Привычное дело: дверь в офис заперта. Сторож, дедушка за девяносто, глуховат и не с первого раза слышит звонки. Особенно когда смотрит телевизор. Стучусь ещё минут десять. Может быть, он обходит все отделы, выключая свет и закрывая двери? Снова давлю кнопку звонка, машу ручкой в камеру — давай же, заметь меня! Монитор на рецепции направлен в твою, дедуля, сторону, как бы ты ни лежал на диване.

Я готов выйти из себя.

Ладно, пока сторож объявится, я хотя бы разденусь в подъезде.

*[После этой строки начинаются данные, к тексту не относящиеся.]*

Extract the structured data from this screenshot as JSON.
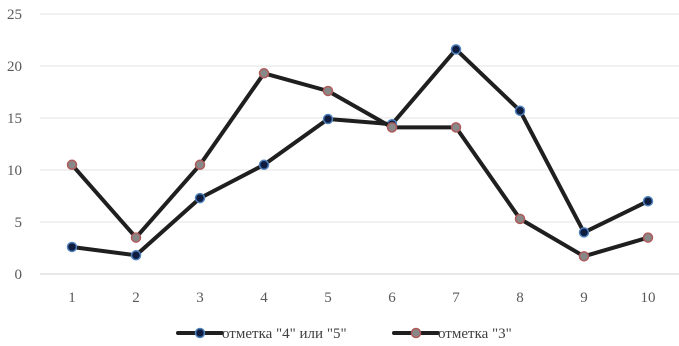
{
  "chart_data": {
    "type": "line",
    "title": "",
    "xlabel": "",
    "ylabel": "",
    "x": [
      1,
      2,
      3,
      4,
      5,
      6,
      7,
      8,
      9,
      10
    ],
    "ylim": [
      0,
      25
    ],
    "yticks": [
      0,
      5,
      10,
      15,
      20,
      25
    ],
    "grid": true,
    "legend_position": "bottom",
    "series": [
      {
        "name": "отметка \"4\" или \"5\"",
        "values": [
          2.6,
          1.8,
          7.3,
          10.5,
          14.9,
          14.4,
          21.6,
          15.7,
          4.0,
          7.0
        ],
        "line_color": "#1f1f1f",
        "marker_color": "#0f1e40",
        "marker_edge": "#4f81bd"
      },
      {
        "name": "отметка \"3\"",
        "values": [
          10.5,
          3.5,
          10.5,
          19.3,
          17.6,
          14.1,
          14.1,
          5.3,
          1.7,
          3.5
        ],
        "line_color": "#1f1f1f",
        "marker_color": "#888888",
        "marker_edge": "#b05a5a"
      }
    ]
  }
}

Невозможно больше мокнуть в плюшевом туловище. К слову, мои руки запрятаны в зачаточные крылья, сшитые из лоскутов искусственного меха. Ворс длиннее, чем на брюхе и голове, и уложен перьями. Нащупать четыре пуговицы на горловине, крепящие птичью башку к телу, так же легко, как орудовать иголкой в варежках.

Чёрт с ней, с головой.

У меня есть потайная молния — от щиколоток к паху. Она вот здесь, в розовом мехе цыплячьих ножек… Так… внутренняя сторона бедра, колена, голени… Вы видели, как птицы делают зарядку? Наклон — правая рука к левой стопе; разогнуться, вдохнуть, успокоиться; наклон — левая рука к правой стопе… Вскоре я проклял костюмеров. Достоинства моего облика налицо — это не ширпотрёбный прикид для рекламы закусочных. Я чучело по всем правилам, надёжно скрыт от глаз воистину потайными — мать их! — молниями.

Снова давлю на звонок — до онемения пальцев.

Когда сторож откроет, я выдавлю ему глаза.

Потом я спускаюсь на пролёт, в курилку, растягиваюсь на ступенях, не заботясь о том, что помну пышный хвост (корсет из проволоки), и опять ищу молнии. Каково толстякам завязывать шнурки? Я знаю. Каждый раз, когда я с остервенением щупаю ноги, в брюхо упирается кусок подкладочного материала, который на променаде по Невскому добавляет мне очаровательной мультяшной пузатости. Ворот при наклоне давит на горло, я чувствую эту красную полосу под кадыком, как след удавки. Глаза наливаются дурной кровью, и кажется, что голова моя пухнет, увеличивается, как раз впору птичьему шлему.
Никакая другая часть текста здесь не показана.